What is one of the best worthwhile investments you’ve ever made?

Every book I read that wasn’t assigned to me or that I didn’t read with a purpose in mind.

The genuine love for reading itself, when cultivated, is a superpower. We live in the age of Alexandria, when every book and every piece of knowledge ever written down is a fingertip away. The means of learning are abundant—it’s the desire to learn that’s scarce. Cultivate that desire by reading what you want, not what you’re “supposed to.”

In the last five years, what new belief, behavior, or habit has most improved your life?

Happiness is a choice you make and a skill you develop.

The mind is just as malleable as the body. We spend so much time and effort trying to change the external world, other people, and our own bodies, all the while accepting ourselves the way we were programmed in our youths. We accept the voice that talks to us in our head all the time as the source of all truth. But all of it is malleable, every day is new, and memory and identity are burdens from the past that prevent us from living freely in the present.

What advice would you give to a smart, driven college student about to enter the “real world”? What advice should they ignore?

Advice: Follow your intellectual curiosity over whatever is “hot” right now. If your curiosity ever leads you to a place where society eventually wants to go, you’ll get paid extremely well.

Do everything you were going to do, but with less angst, less suffering, less emotion. Everything takes time.

Ignore: The news. Complainers, angry people, high-conflict people.

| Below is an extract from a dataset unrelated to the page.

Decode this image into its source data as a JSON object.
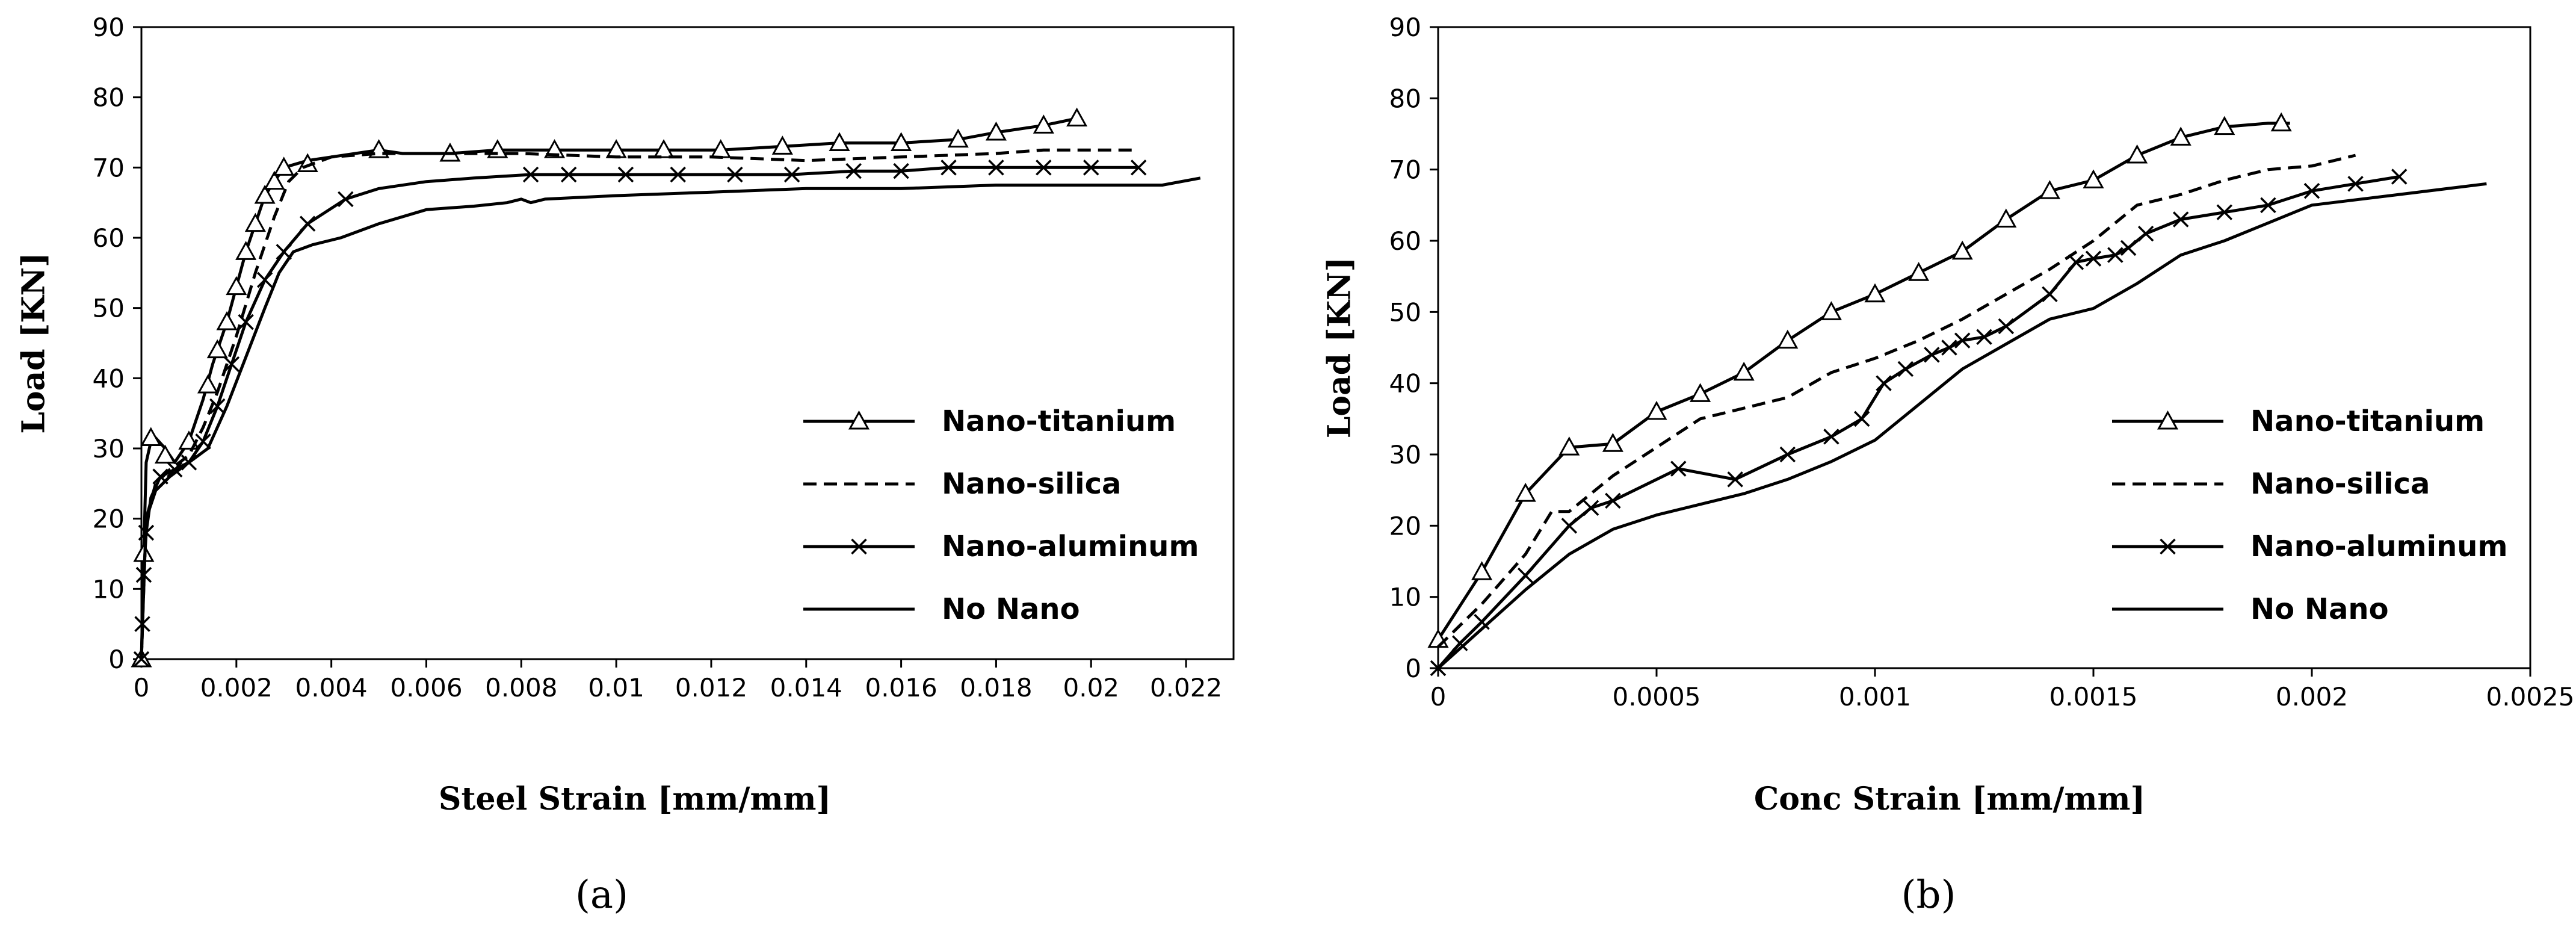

Anyone trying to scare you about a danger that isn’t clear and present.

Don’t do things that you know are morally wrong. Not because someone is watching, but because you are. Self-esteem is just the reputation that you have with yourself. You’ll always know.

Ignore the unfairness—there is no fair. Play the hand that you’re dealt to the best of your ability. People are highly consistent, so you will eventually get what you deserve and so will they. In the end, everyone gets the same judgment: death.

What are bad recommendations you hear in your profession or area of expertise?

“You’re too young.” Most of history was built by young people. They just got credit when they were older. The only way to truly learn something is by doing it. Yes, listen to guidance. But don’t wait.

In the last five years, what have you become better at saying no to?

I say no to nearly everything. I make a lot fewer short-term compromises. I aspire to only work with people who I can work with forever, to invest my time in activities that are a joy unto themselves, and to focus on the extremely long term.

So, I have no time for short-term things: dinners with people I won’t see again, tedious ceremonies to please tedious people, traveling to places that I wouldn’t go to on vacation.

When you feel overwhelmed or unfocused, what do you do?

Memento mori—“remember that you have to die.” All of this will go to nothing. Remember before you were born? Just like that.